On Aug. 1, 2012, New Brunswick lobster fishermen blocked an 18-wheeler carrying American-caught lobster to a Bedec processing plant and shut off its refrigeration unit to spoil the load.

The next day 16 Mounties followed the fishermen between processing plants in Shediac and Cap Pele where the fishermen blocked the surplus Maine lobster that had been driving local prices down at the opening of their season for the Western Northumberland Strait.

What happened in 2012 was what’s been dubbed a marine heat wave, a spike in water temperatures well above the thirty year average that lasts for over five days.

“So what you had was this environmental event leading to downstream economic, social and political consequences,” said Eric Oliver, assistant professor of physical oceanography at Dalhousie University.

The 2012 Northwest Atlantic marine heat wave saw water temperatures spike up to three degrees higher than normal during the early spring from Cape Hatteras to Iceland. It had a wide variety of affects, but got in the papers for causing lobsters in the Gulf of Maine to molt and come inshore in mid-July, about three weeks early. That saw Maine lobsters caught in record numbers three weeks earlier than normal, a market glut, a price drop to $2 a pound and export into New Brunswick for processing — conflicting with the Western Northumberland season, which was just opening.

Oliver was a co-author of a study that appeared last week in the academic journal Nature Climate Change, that warns we will see more of these events as the climate warms.

Titled Marine Heatwaves Threaten Global Biodiversity and the Provision of Ecosystem Services, the report’s authors poured over satellite ocean temperature data for the last three decades, along with data collected from ship surveys and shore monitoring stations from the past century.

They were looking for temperature trends and spikes well outside the localized norms. They compared that with research on localized effects on varied marine species — from coral, to fish, seabirds, phytoplankton and crustaceans.

“Marine heat waves, which will probably intensify with anthropogenic climate change, are rapidly emerging as forceful agents of disturbance with the capacity to restructure entire ecosystems and disrupt the provision of ecological goods and services in coming decades,” warns the study.

They wreak the largest havoc in areas already under stress from human activity — primarily near major population centres.

Seabirds, corals, eel grass and kelp are some of the hardest affected species.

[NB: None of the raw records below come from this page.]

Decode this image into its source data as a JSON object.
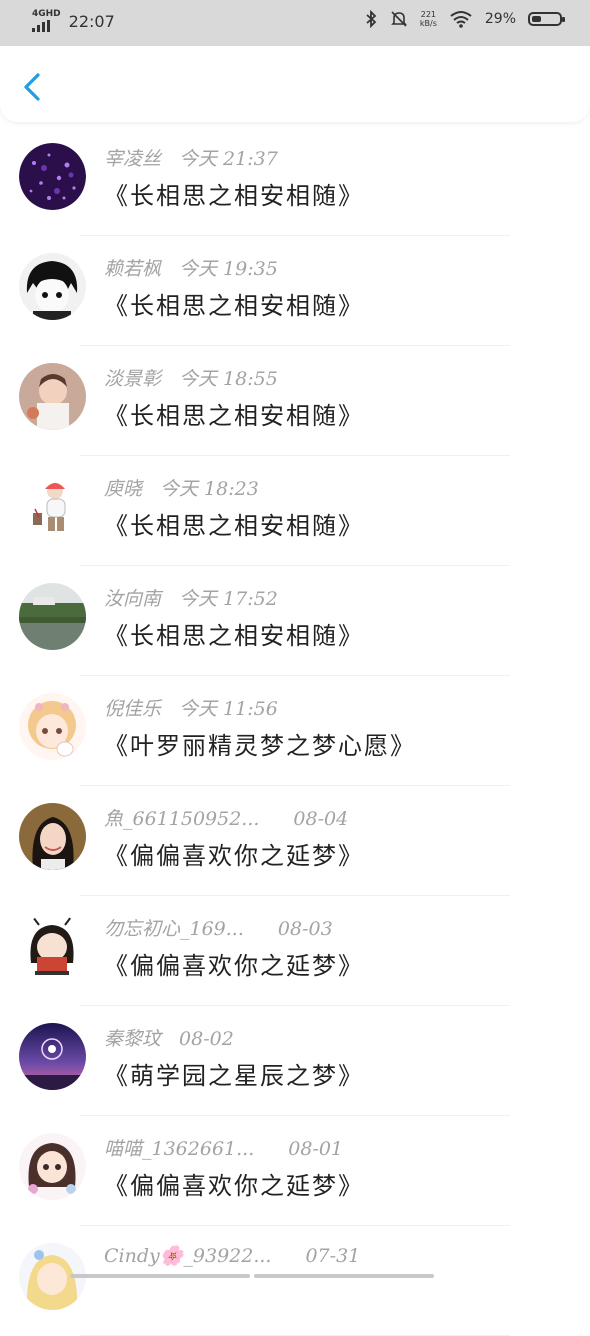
{
  "status_bar": {
    "network": "4GHD",
    "time": "22:07",
    "speed_value": "221",
    "speed_unit": "kB/s",
    "battery": "29%",
    "battery_level": 0.29,
    "icons": [
      "bluetooth-icon",
      "mute-icon",
      "wifi-icon",
      "battery-icon"
    ]
  },
  "nav": {
    "back_icon": "chevron-left-icon",
    "accent": "#1e9ee6"
  },
  "items": [
    {
      "name": "宰凌丝",
      "time": "今天 21:37",
      "title": "《长相思之相安相随》",
      "avatar": "purple-sparkle"
    },
    {
      "name": "赖若枫",
      "time": "今天 19:35",
      "title": "《长相思之相安相随》",
      "avatar": "anime-boy"
    },
    {
      "name": "淡景彰",
      "time": "今天 18:55",
      "title": "《长相思之相安相随》",
      "avatar": "child-photo"
    },
    {
      "name": "庾晓",
      "time": "今天 18:23",
      "title": "《长相思之相安相随》",
      "avatar": "cartoon-figure"
    },
    {
      "name": "汝向南",
      "time": "今天 17:52",
      "title": "《长相思之相安相随》",
      "avatar": "lake-scene"
    },
    {
      "name": "倪佳乐",
      "time": "今天 11:56",
      "title": "《叶罗丽精灵梦之梦心愿》",
      "avatar": "anime-girl"
    },
    {
      "name": "魚_661150952...",
      "time": "08-04",
      "title": "《偏偏喜欢你之延梦》",
      "avatar": "girl-photo"
    },
    {
      "name": "勿忘初心_169...",
      "time": "08-03",
      "title": "《偏偏喜欢你之延梦》",
      "avatar": "chibi-girl"
    },
    {
      "name": "秦黎玟",
      "time": "08-02",
      "title": "《萌学园之星辰之梦》",
      "avatar": "night-sky"
    },
    {
      "name": "喵喵_1362661...",
      "time": "08-01",
      "title": "《偏偏喜欢你之延梦》",
      "avatar": "doll-girl"
    },
    {
      "name": "Cindy🌸_93922...",
      "time": "07-31",
      "title": "",
      "avatar": "blonde-girl"
    }
  ]
}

Relevant to Atlantic Canadians are primarily lobster and snow crab — whose biological processes are largely temperature-regulated. If it gets hot, they change their behavior accordingly.

Fin fish species and the varied planktons and phytoplanktons that form the base of our ocean foodweb, are less affected by these events.

Sea temperatures are warming over most of the globe, but localized effects can be more extreme. Recent research has shown the Gulf of Maine is warming at three times the global average, due in part to the slowing Gulf Stream.

These marine heat waves compound the long-term warming trends while they occur, said Oliver.